A retrograde and small-minded step for the dental profession

On 16 July, the report from the Special Group on Public Service Numbers and Expenditure Programmes (An Bord Snip Nua) made a recommendation to suspend the Dental Treatment Benefits Scheme with a purported saving to the Exchequer of €92 million per annum.

As I write this article a few weeks later, my initial shock on hearing the proposal still hasn’t abated.

In 1978, Charles Haughey TD, Minister for Social Welfare, in response to a question from Dr John O’Connell TD, stated that the World Health Organization’s ideal dentist-to-patient ratio of 1: 2,000 would require 1,560 dentists in the state. In 2009 there are 1,100 private dentists, of whom 90% participate in the scheme, giving 990 dentists. With the population increase we are clearly still below the ideal ratio.

Currently, over 55% of adults are eligible to receive care under the scheme. It is important to remember that this is a social insurance arrangement whereby eligible persons are entitled to certain benefits as a result of their contributing to the scheme (the scheme requires people to pay into it for a specified amount of time before they are eligible to participate).

In 2008, two million people were eligible to avail of the scheme but only 400,000 people were actually treated.
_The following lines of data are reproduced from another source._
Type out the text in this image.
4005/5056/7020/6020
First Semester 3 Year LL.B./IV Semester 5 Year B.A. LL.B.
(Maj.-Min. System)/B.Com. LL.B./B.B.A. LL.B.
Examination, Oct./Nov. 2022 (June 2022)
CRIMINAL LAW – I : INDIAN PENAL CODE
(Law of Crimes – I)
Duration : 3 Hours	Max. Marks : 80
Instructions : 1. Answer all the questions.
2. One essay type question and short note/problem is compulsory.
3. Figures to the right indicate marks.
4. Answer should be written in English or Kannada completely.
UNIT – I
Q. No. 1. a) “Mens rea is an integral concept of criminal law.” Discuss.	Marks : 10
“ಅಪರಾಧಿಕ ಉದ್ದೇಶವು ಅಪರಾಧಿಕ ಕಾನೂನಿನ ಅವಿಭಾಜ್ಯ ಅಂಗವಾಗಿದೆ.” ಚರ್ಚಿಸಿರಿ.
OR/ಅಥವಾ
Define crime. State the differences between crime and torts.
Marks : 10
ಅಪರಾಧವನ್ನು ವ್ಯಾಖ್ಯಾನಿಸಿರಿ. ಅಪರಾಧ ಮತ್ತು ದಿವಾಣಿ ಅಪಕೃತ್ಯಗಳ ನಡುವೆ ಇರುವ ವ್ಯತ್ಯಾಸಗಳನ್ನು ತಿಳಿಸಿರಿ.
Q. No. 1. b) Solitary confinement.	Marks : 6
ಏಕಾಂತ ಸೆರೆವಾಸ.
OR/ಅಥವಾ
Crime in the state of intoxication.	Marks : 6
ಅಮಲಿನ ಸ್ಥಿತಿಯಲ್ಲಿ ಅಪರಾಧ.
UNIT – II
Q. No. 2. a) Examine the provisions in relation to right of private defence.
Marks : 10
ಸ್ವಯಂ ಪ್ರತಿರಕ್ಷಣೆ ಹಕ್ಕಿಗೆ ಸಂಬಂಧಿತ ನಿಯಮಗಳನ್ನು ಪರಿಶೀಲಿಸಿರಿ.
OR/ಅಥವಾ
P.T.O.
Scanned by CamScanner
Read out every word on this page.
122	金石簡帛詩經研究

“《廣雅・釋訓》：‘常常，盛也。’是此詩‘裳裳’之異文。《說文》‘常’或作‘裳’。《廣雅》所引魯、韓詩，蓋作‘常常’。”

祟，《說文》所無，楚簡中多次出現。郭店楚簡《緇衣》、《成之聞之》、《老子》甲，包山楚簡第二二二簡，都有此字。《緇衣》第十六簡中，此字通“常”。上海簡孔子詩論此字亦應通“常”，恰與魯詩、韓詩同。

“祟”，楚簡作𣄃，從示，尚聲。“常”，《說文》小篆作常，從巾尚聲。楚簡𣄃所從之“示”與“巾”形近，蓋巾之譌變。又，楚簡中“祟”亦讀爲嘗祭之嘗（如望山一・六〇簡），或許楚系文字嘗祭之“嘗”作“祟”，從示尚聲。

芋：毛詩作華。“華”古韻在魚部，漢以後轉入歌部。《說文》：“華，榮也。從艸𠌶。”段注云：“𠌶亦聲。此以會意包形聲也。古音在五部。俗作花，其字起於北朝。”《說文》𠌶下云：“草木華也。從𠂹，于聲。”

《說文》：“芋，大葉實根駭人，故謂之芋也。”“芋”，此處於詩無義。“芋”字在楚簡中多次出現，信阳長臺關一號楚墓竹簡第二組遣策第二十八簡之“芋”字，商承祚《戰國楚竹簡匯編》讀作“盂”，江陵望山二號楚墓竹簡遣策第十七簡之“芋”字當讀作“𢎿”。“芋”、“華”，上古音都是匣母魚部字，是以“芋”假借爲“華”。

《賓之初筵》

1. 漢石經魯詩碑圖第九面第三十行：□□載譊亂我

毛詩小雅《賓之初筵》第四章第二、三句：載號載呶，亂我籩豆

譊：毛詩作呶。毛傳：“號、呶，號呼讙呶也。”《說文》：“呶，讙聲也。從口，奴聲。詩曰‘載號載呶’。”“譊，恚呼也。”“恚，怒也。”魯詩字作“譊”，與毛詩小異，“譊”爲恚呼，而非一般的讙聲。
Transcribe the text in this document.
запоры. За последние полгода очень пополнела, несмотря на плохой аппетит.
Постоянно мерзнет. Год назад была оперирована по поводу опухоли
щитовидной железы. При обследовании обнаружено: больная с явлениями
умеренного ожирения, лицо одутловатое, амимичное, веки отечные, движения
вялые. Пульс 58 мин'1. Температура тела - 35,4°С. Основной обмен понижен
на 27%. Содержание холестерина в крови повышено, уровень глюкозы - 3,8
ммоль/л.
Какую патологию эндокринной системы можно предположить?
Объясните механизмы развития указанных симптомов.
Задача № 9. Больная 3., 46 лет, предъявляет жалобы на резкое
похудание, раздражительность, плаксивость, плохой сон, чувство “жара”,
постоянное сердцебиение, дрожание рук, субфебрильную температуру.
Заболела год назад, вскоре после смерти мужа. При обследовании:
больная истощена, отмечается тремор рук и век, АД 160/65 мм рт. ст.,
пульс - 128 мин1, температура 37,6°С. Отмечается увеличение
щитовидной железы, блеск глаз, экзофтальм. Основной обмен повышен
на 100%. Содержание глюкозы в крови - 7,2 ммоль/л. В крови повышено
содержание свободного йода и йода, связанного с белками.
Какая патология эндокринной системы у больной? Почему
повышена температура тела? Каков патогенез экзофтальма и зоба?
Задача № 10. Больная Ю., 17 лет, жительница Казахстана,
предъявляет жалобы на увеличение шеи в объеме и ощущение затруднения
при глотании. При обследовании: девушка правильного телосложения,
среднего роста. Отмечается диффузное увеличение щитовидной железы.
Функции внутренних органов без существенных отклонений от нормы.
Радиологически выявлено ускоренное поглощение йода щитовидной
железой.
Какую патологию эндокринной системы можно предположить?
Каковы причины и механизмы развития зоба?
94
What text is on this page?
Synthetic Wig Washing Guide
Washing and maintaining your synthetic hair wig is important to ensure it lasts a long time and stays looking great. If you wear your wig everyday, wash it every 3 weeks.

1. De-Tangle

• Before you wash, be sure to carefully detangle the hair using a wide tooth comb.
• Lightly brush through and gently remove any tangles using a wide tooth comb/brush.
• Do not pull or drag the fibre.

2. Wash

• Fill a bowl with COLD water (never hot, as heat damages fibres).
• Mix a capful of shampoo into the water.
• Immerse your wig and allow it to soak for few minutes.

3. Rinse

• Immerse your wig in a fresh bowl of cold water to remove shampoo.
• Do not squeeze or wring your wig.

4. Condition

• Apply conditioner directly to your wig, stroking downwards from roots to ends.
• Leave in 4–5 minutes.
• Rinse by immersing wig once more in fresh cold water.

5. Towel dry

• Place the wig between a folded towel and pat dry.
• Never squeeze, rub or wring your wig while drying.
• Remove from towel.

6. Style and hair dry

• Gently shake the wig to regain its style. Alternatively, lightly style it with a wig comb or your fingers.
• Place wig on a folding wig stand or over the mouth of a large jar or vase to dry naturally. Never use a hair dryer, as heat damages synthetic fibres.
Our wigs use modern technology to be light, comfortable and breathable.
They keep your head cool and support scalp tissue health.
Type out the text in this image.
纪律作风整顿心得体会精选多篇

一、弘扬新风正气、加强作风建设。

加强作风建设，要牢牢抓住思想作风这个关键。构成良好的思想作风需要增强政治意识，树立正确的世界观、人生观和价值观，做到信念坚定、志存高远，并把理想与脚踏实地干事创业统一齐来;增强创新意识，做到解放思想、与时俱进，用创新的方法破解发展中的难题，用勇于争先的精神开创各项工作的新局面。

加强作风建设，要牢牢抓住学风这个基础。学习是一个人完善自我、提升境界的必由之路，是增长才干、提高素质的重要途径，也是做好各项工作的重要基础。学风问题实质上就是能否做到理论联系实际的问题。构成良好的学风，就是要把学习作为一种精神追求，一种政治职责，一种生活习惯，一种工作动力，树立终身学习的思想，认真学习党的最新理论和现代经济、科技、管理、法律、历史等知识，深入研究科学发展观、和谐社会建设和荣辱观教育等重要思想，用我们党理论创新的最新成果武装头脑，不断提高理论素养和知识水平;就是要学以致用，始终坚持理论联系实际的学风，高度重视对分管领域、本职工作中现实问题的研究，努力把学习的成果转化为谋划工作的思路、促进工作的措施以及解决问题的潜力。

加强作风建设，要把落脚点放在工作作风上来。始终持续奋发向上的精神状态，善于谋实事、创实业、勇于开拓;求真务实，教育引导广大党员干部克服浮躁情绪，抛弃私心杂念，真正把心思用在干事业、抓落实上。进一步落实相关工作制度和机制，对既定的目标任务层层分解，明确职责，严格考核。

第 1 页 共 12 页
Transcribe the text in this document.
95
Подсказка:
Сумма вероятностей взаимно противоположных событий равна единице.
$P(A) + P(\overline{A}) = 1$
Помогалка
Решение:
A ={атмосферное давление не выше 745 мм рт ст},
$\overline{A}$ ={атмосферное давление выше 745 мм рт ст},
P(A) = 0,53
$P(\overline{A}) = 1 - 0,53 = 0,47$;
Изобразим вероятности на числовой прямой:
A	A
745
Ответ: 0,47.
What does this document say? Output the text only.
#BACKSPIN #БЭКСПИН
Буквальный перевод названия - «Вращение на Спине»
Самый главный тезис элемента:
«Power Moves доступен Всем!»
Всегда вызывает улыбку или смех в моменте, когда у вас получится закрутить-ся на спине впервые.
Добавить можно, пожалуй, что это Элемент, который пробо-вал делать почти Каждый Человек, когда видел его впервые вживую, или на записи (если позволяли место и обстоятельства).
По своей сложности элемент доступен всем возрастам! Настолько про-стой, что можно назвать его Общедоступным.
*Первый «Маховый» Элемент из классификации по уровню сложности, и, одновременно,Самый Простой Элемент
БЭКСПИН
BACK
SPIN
As such the Government collected more money than was spent.

A brief history
The origins of the scheme date back to the National Health Insurance Act of 1911. However, the scheme as we know it dates from 1960, one year before I was born!

Following on from the dispute in 2002, on 24 February 2003 Minister Mary Coughlan stated: ‘I have rejected efforts that would have undermined the dental treatment scheme and led to the introduction of private fees for the full range of treatments’.

Part of the resolution of that dispute included a 15% discount to the Government on the private fees for the new Dental Treatment Benefits Scheme (DTBS). Both this discount and the previous statistic of too many patients per dentist show that the Government is getting a great deal in this scheme, and great value for the service we provide to our patients.

On 5 June 2005, the scheme was extended to allow treatment to be provided in other EU states, effectively depriving the state of the tax take on the treatment.

What next?
When it comes to tackling the report from An Bord Snip Nua, our initial approach must be to recognise that this is merely a recommendation, but the Government believes it will need to act on all such recommendations in order to restore the public finances.

It behoves us individually and as a profession represented by the Irish Dental Association (IDA) to oppose this draconian proposal. The ditching of a 50-year-old scheme that has resulted in excellent oral health would be a retrograde step.

We, as individuals, need to arrange to meet with our local public representatives and impress upon them that the introduction of private dentistry will result in the public putting off care, with a resultant demise in oral and general health. We need to impress upon them the job losses that will result in all our surgeries, because we will be forced to lay off associates, hygienists and ancillary staff, as well as the implications of this on the unemployment register.

The IDA will investigate the legal implications of the Department unilaterally cancelling our contracts, as well as the loss of revenue to the Government, plus the resultant tax loss from the inevitable redundancies together with the added cost of unemployment benefits.

The assertion that €92 million will be saved in this way is puerile and must be shown to be strongly refuted and logically inaccurate, so that any fulfilment of the recommendation by An Bord Snip Nua is clearly demonstrated to be a retrograde and small-minded step.